The businesses are fighting back, pouring $111 million into the campaign against Prop. 8—most of it from two dialysis companies, DaVita and Fresenius.
One-hundred-and-eleven million dollars is a lot of money, even in California, and so the two companies mostly paying for “No on Prop 8” are able to flood the airwaves with blunt and bloody claims that the initiative — modeled on the Affordable Care Act’s “medical loss ratio” provision limiting health-insurance industry profits — is just an overtly evil effort to kill people or funnel them into already-crowded emergency rooms.
Rivaling the “No on 8” campaign as a big money proposition is the effort by realtors and landlords to defeat Proposition 10, which would repeal a state law that sharply restricts the power of local governments to impose rent control. They’ve spent an estimated $77.5 million trying to convince Californians that the measure would actually hurt renters by forcing properties off the market, and despite pushback from liberal groups, they’ve done an effective job; a recent PPIC survey shows Prop 10 losing by a 25/60 margin. The realtors are actually splitting their money this year, spending another $13 million in support of Prop 5, which would expand a property-tax freeze for people over 55 selling their homes. There’s no polling on Prop 5, but it’s very likely to pass.

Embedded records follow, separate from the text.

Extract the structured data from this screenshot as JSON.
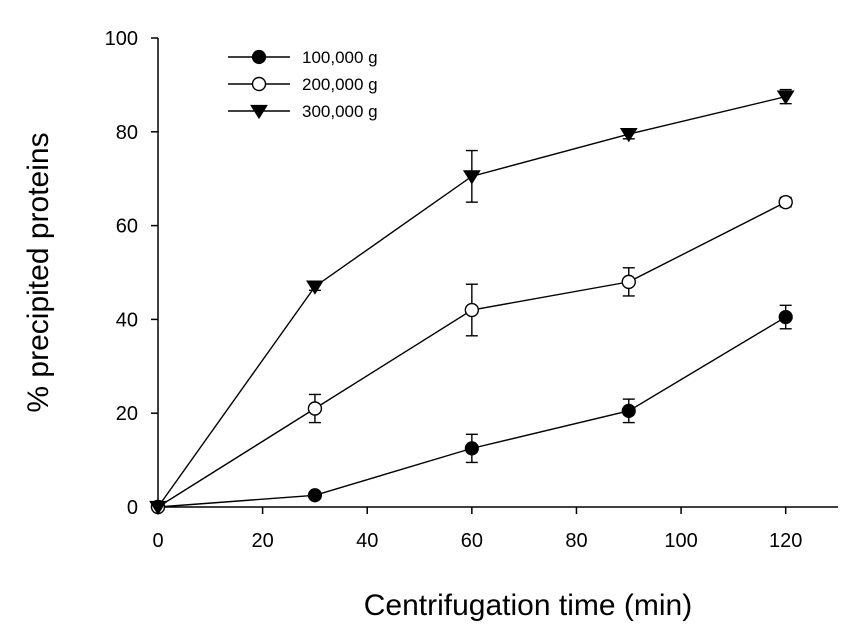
{
  "chart_data": {
    "type": "line",
    "title": "",
    "xlabel": "Centrifugation time (min)",
    "ylabel": "% precipited proteins",
    "xlim": [
      0,
      130
    ],
    "ylim": [
      0,
      100
    ],
    "xticks": [
      0,
      20,
      40,
      60,
      80,
      100,
      120
    ],
    "yticks": [
      0,
      20,
      40,
      60,
      80,
      100
    ],
    "grid": false,
    "legend_position": "top-left",
    "x": [
      0,
      30,
      60,
      90,
      120
    ],
    "series": [
      {
        "name": "100,000 g",
        "marker": "filled-circle",
        "values": [
          0,
          2.5,
          12.5,
          20.5,
          40.5
        ],
        "errors": [
          0,
          0.5,
          3,
          2.5,
          2.5
        ]
      },
      {
        "name": "200,000 g",
        "marker": "open-circle",
        "values": [
          0,
          21,
          42,
          48,
          65
        ],
        "errors": [
          0,
          3,
          5.5,
          3,
          1
        ]
      },
      {
        "name": "300,000 g",
        "marker": "filled-triangle-down",
        "values": [
          0,
          47,
          70.5,
          79.5,
          87.5
        ],
        "errors": [
          0,
          0.8,
          5.5,
          1,
          1.5
        ]
      }
    ]
  }
}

The prize for the narrowest and most special-interest-tailored California ballot initiative this year has to go to Prop 11. Again CALmatters explains:
Colorado-based company American Medical Response put Proposition 11 on the ballot and contributed most of the $29.9 million raised to support it. The measure would allow private ambulance companies to require workers to remain on-call during breaks, so they can respond to an emergency even if it comes while they’re eating lunch. That’s already the common practice, but this measure comes in response to a court ruling that security guards cannot be required to stay on-call while they’re on breaks. Ambulance companies don’t want to be held to the same standard.
As with the “No on 8” campaign, “Yes on 11” casts an industry’s expenses and profits as a simple matter of life and death:
Public employee unions oppose Prop 11, but haven’t raised any real money to oppose it, so this is a slam dunk. The $29.9 million that California company put into it is more than Gavin Newsom, the front-running candidate for governor, has spent on his campaign in 2018.

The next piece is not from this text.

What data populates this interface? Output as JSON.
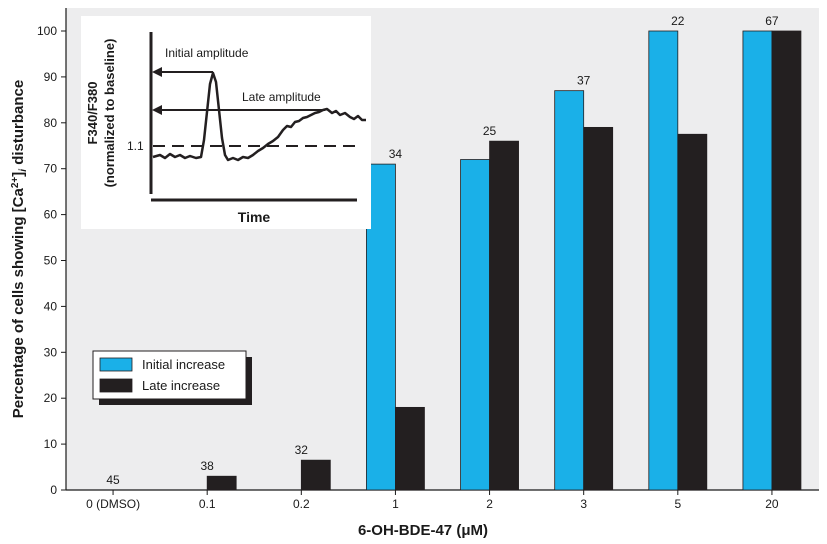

There is one 2018 ballot initiative that has massive implications not just for one industry but for the state as a whole: Proposition 6, a Republican-sponsored effort to repeal a gas-tax increase imposed by the Democratic-controlled legislature last year. It would eliminate about $5 billion per year in road and bridge repair money and make it harder to increase fuel taxes in the future. With the state having all but abandoned such repairs in recent years given chronic budget shortfalls, there’s a frenzy of construction going on across the state that Prop 6 would bring to a quick halt. Republicans got the initiative on the ballot hoping it would goose voter turnout in GOP-leaning suburban and rural areas, but they haven’t spent much money promoting it. Opponents, including Governor Jerry Brown, companies and unions involved in road construction, and local governments, have spent nearly $50 million fighting Prop 6. In tune with this year’s Zeitgeist, the “No on 6” campaign makes it sound like a measure that would endanger lives rather than simply killing many billions of dollars in public revenues, as illustrated by this ad narrated by a firefighter:
The recent PPIC poll shows Prop 6 trailing by a 48/41 margin, though support for the gas-tax repeal is strongest in the Orange County and San Diego areas where most of the state’s hottest congressional races are taking place.
On November 6 and in the days following it, when mail ballots postmarked by Election Day drift in, it will be those California congressional races that get the most attention. But in the background, some heavy hitters will be expressing quiet satisfaction at what their large investments in ballot-driven public policy have bought them.